De Jean-Marie Guénois dans Le Figaro Magazine :
"L'Eglise de France traîne une mauvaise conscience. Elle regrette d'avoir «perdu» la classe ouvrière au cours du XXe siècle… Mais aujourd'hui, elle pourrait bien avoir perdu sa propre jeunesse! La cécité d'une partie des évêques à ne pas lire ce que leur vocabulaire appelle pourtant les «signes des temps» est accablante. Depuis des mois, en effet, des catholiques de base, jeunes ou vieux, essentiellement des familles, se sont mobilisés par centaines de milliers face à des évolutions de société voulues par le pouvoir socialiste. Cependant certains prélats, et non des moindres, font mine de ne pas voir ce mouvement…
Une partie des évêques a certes compris et accompagné cette indignation massive en encourageant ouvertement la résistance, et en allant même manifester en personne. Mais une autre, dont l'actuelle direction de l'épiscopat français, est restée sur la réserve. En considérant que l'enjeu-la survie ou la disparition de la cellule familiale composée d'un homme et d'une femme et de ses enfants-ne valait pas ce dérangement. Pour trois raisons. L'Eglise, selon eux, avait d'abord tout à perdre, en termes d'image, dans ce combat «perdu d'avance» et d'arrière-garde, parce qu'il importerait, aujourd'hui, de «faire avec» l'évolution de la société. En s'engageant, l'Eglise risquait ensuite, d'après eux, de se faire récupérer, dans un combat purement politique, par la droite et l'extrême droite. Certains évêques, enfin, plutôt bienveillants pour le gouvernement socialiste, ne voulaient pas gêner son action, considérant la question du mariage homosexuel comme un débat de société mineur.

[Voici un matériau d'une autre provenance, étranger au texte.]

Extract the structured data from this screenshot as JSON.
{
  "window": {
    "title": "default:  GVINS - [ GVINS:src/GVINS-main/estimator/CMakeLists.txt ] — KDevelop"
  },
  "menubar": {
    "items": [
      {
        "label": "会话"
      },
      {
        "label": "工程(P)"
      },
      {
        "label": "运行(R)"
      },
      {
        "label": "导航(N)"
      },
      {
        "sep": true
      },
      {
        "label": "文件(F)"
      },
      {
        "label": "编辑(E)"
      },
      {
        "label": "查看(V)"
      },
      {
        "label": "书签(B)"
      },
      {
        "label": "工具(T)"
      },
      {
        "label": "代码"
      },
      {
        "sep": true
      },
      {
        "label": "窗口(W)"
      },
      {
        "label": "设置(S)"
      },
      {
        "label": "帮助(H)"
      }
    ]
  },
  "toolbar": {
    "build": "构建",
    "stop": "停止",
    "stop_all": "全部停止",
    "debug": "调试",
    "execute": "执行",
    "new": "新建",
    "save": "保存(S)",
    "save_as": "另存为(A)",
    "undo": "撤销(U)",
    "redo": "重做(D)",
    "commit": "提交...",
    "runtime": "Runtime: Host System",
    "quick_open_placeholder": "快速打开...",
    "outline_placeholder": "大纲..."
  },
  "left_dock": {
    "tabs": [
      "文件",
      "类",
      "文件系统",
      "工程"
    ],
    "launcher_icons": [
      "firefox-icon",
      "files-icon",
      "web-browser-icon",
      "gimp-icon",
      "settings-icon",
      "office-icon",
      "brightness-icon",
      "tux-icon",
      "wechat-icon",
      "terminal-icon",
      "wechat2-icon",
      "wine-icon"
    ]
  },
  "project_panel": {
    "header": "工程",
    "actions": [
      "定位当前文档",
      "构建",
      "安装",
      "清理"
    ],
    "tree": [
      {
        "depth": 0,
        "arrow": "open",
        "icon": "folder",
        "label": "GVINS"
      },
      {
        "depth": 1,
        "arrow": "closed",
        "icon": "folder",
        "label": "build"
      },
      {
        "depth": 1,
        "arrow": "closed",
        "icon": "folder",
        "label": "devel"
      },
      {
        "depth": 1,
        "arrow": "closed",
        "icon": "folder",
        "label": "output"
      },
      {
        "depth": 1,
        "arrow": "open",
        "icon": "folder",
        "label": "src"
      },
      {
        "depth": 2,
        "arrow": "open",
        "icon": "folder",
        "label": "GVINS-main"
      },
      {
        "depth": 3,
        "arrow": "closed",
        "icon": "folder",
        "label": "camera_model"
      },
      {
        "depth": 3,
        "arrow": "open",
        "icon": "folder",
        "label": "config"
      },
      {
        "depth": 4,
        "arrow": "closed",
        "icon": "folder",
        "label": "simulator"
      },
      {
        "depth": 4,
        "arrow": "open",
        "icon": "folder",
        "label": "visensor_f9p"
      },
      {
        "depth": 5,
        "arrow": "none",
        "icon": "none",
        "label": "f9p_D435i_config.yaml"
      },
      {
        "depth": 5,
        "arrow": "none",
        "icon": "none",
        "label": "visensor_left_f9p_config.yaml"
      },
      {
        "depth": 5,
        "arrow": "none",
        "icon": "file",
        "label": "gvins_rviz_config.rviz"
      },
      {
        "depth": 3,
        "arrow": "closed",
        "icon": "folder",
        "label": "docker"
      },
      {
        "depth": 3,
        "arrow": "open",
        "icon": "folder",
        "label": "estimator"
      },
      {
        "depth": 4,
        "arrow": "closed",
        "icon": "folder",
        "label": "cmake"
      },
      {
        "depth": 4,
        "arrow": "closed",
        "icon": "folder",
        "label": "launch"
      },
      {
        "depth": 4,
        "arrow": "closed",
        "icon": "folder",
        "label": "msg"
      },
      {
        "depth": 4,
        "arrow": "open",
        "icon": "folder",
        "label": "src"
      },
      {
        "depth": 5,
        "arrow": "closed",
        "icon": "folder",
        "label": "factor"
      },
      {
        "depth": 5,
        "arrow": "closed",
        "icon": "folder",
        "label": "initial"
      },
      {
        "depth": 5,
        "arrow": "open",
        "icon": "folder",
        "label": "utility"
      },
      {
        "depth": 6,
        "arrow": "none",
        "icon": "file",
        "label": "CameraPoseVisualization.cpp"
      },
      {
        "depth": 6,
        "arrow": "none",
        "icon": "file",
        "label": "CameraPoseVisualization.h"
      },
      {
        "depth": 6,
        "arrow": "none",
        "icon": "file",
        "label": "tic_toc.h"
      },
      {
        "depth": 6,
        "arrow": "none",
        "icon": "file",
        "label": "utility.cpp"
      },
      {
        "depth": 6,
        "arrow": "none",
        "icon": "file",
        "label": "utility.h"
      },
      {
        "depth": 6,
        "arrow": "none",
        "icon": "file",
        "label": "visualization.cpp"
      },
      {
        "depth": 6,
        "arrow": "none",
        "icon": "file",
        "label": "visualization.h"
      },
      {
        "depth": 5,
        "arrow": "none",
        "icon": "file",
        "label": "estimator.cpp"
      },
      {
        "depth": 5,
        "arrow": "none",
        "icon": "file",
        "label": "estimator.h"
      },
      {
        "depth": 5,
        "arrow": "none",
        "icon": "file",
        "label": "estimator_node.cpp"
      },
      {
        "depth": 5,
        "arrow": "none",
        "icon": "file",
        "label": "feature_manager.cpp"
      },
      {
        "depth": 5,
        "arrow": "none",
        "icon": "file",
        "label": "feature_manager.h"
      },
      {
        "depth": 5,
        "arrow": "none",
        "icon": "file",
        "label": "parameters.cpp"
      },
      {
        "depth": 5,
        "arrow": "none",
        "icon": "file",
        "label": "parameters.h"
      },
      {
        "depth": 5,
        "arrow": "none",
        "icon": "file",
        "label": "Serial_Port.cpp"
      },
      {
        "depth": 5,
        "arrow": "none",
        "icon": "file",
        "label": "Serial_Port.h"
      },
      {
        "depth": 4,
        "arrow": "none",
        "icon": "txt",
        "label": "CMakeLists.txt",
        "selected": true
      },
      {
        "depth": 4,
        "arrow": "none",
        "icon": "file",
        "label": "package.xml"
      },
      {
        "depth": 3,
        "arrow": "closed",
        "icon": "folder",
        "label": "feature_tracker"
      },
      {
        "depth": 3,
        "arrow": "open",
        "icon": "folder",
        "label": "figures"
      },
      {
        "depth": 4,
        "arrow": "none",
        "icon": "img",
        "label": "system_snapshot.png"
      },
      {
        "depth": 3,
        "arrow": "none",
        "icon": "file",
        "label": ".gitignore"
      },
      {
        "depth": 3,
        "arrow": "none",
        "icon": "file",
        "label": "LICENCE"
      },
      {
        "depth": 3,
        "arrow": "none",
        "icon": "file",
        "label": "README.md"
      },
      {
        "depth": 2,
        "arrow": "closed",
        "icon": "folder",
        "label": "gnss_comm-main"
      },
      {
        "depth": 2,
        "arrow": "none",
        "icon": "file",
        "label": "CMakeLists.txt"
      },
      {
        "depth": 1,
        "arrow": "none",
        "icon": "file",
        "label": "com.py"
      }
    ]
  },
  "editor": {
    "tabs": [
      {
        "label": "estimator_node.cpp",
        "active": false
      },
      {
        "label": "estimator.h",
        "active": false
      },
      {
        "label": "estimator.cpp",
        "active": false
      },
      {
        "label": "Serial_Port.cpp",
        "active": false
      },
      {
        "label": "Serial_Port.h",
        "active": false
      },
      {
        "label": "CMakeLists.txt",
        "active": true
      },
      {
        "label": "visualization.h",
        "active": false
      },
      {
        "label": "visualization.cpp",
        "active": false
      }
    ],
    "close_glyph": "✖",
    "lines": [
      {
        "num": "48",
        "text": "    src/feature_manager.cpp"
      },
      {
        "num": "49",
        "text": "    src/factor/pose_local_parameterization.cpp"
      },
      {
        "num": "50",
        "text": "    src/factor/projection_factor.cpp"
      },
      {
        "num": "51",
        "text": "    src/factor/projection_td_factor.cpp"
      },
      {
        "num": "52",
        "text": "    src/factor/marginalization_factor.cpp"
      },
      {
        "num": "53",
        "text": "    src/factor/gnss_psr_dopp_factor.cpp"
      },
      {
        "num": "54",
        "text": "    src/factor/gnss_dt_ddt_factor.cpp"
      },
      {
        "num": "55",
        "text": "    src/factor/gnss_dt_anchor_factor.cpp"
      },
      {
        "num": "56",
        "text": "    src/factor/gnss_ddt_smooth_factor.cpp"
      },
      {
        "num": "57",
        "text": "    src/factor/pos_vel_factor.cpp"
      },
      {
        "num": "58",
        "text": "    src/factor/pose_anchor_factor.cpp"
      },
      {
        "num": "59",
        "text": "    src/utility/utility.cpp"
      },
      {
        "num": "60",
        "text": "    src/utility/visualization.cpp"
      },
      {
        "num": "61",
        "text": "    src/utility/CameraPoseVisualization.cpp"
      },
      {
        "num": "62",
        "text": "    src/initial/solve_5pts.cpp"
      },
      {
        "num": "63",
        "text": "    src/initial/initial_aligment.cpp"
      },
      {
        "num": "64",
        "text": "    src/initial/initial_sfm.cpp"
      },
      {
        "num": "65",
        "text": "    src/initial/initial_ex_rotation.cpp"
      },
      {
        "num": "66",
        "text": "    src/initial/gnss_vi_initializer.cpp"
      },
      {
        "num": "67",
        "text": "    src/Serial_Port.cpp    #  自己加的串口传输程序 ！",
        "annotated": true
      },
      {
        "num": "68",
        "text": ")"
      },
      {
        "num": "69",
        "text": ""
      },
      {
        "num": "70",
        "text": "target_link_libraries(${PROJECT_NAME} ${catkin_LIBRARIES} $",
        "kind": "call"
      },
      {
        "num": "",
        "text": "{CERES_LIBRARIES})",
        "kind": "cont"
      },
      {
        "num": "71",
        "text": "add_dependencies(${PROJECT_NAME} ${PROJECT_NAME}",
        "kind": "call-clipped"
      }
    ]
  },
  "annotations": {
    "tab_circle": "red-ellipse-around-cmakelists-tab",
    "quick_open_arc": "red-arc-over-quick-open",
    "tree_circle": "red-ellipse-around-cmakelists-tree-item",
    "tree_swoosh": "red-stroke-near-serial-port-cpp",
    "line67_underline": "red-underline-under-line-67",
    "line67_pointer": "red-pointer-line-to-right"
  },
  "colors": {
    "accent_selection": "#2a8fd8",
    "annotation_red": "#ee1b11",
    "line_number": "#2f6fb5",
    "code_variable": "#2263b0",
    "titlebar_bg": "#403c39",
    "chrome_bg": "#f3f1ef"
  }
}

Seul problème : en composant avec le politiquement correct, ces évêques perdent leur crédit chez une partie des catholiques, surtout chez les jeunes qui, loin d'être «réacs», sont devenus d'authentiques «rebelles». Des insoumis «intérieurs» qui n'entrent dans aucune catégorie politique, encore moins celles de l'extrême droite. Mais qui comprennent mal pourquoi la hiérarchie catholique est si réticente à s'engager franchement sur les grands sujets de société, préférant se réfugier dans le non-dit plutôt que de mettre sur la table les désaccords qui divisent entre eux les évêques. [...]
La discussion franche de Lourdes, le 8 avril, n'a rien changé. Si les évêques partent du même constat - la famille classique est battue en brèche par les évolutions de société -, les uns, comme les cardinaux Vingt-Trois et Barbarin et beaucoup d'évêques, tels Mgr Brouwet et Mgr Rey, pensent que c'est une raison de ne pas baisser les bras ; d'autres, comme Mgr Brunin, estiment que l'Eglise ne doit plus privilégier une vision unique de la famille, mais prendre en compte toutes ses formes en les mettant sur même plan. Cette prudence, voire cette peur, la jeune génération des catholiques français ne la comprend pas.